The Governor’s Office said some agencies and programs will not be affected by this round of cuts. These include the Mississippi Adequate Education Program, Office of the Auditor, the Mississippi Tax Commission, National Board Certification program for teachers, Chickasaw Interest, the Ayers settlement, debt service and student financial aid. The budgets of the Departments of Human Services and Rehabilitation Services partially will be held harmless to comply with legal settlements. The Department of Corrections will receive a 1 percent reduction totaling $3.2 million.
Assuming revenues continue to decline, Mississippi faces a potential $386-million shortfall in FY 2010. Even with these two rounds of budget cuts, Barbour likely will be forced to reduce budgets by more than $150 million later in the fiscal year.
Barbour is statutorily prohibited from cutting any agency by more than 5 percent until spending for all agencies has been cut 5 percent. This requires uniform cuts across the board.
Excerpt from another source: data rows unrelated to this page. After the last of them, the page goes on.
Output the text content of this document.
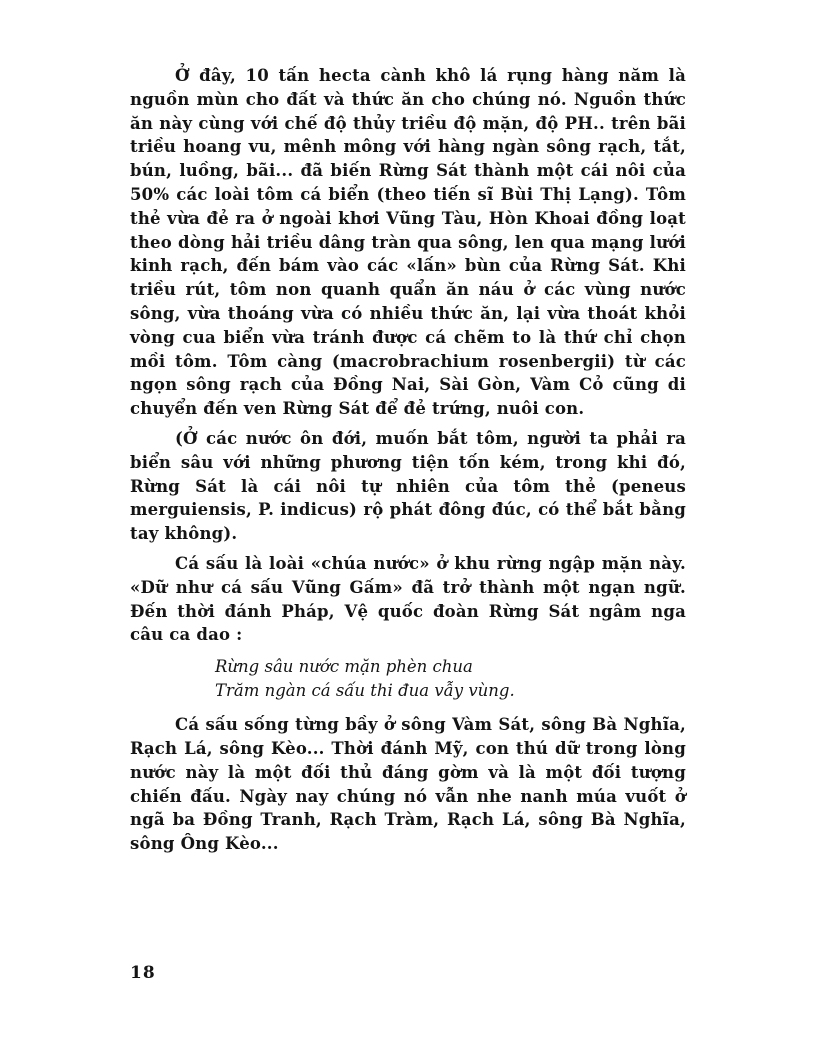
Ở đây, 10 tấn hecta cành khô lá rụng hàng năm là nguồn mùn cho đất và thức ăn cho chúng nó. Nguồn thức ăn này cùng với chế độ thủy triều độ mặn, độ PH.. trên bãi triều hoang vu, mênh mông với hàng ngàn sông rạch, tắt, bún, luồng, bãi... đã biến Rừng Sát thành một cái nôi của 50% các loài tôm cá biển (theo tiến sĩ Bùi Thị Lạng). Tôm thẻ vừa đẻ ra ở ngoài khơi Vũng Tàu, Hòn Khoai đồng loạt theo dòng hải triều dâng tràn qua sông, len qua mạng lưới kinh rạch, đến bám vào các «lấn» bùn của Rừng Sát. Khi triều rút, tôm non quanh quẩn ăn náu ở các vùng nước sông, vừa thoáng vừa có nhiều thức ăn, lại vừa thoát khỏi vòng cua biển vừa tránh được cá chẽm to là thứ chỉ chọn mồi tôm. Tôm càng (macrobrachium rosenbergii) từ các ngọn sông rạch của Đồng Nai, Sài Gòn, Vàm Cỏ cũng di chuyển đến ven Rừng Sát để đẻ trứng, nuôi con.

(Ở các nước ôn đới, muốn bắt tôm, người ta phải ra biển sâu với những phương tiện tốn kém, trong khi đó, Rừng Sát là cái nôi tự nhiên của tôm thẻ (peneus merguiensis, P. indicus) rộ phát đông đúc, có thể bắt bằng tay không).

Cá sấu là loài «chúa nước» ở khu rừng ngập mặn này. «Dữ như cá sấu Vũng Gấm» đã trở thành một ngạn ngữ. Đến thời đánh Pháp, Vệ quốc đoàn Rừng Sát ngâm nga câu ca dao :

Rừng sâu nước mặn phèn chua
Trăm ngàn cá sấu thi đua vẫy vùng.

Cá sấu sống từng bầy ở sông Vàm Sát, sông Bà Nghĩa, Rạch Lá, sông Kèo... Thời đánh Mỹ, con thú dữ trong lòng nước này là một đối thủ đáng gờm và là một đối tượng chiến đấu. Ngày nay chúng nó vẫn nhe nanh múa vuốt ở ngã ba Đồng Tranh, Rạch Tràm, Rạch Lá, sông Bà Nghĩa, sông Ông Kèo...

18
In order to achieve additional savings in FY 2010 under current law, Barbour said he may be forced to reduce National Board Certification, potentially violate the terms of court orders and settlements and make deep cuts to agencies that have taken on additional responsibilities with no additional funding. He has asked the Legislature for the authority to change the law to allow the Governor to order non-uniform spending reductions up to 10 percent before making even cuts across agencies.
“Governors need the ability to reduce state spending with surgical precision, not a shotgun blast,” Barbour said. “Current law sets a trap: if a governor fails to make necessary cuts, he violates state law and the balanced budget requirements of the state constitution. If a governor truly has to make cuts equally across the board, he would potentially be forced to violate existing court orders and settlements, and to push critical state services to the breaking point.”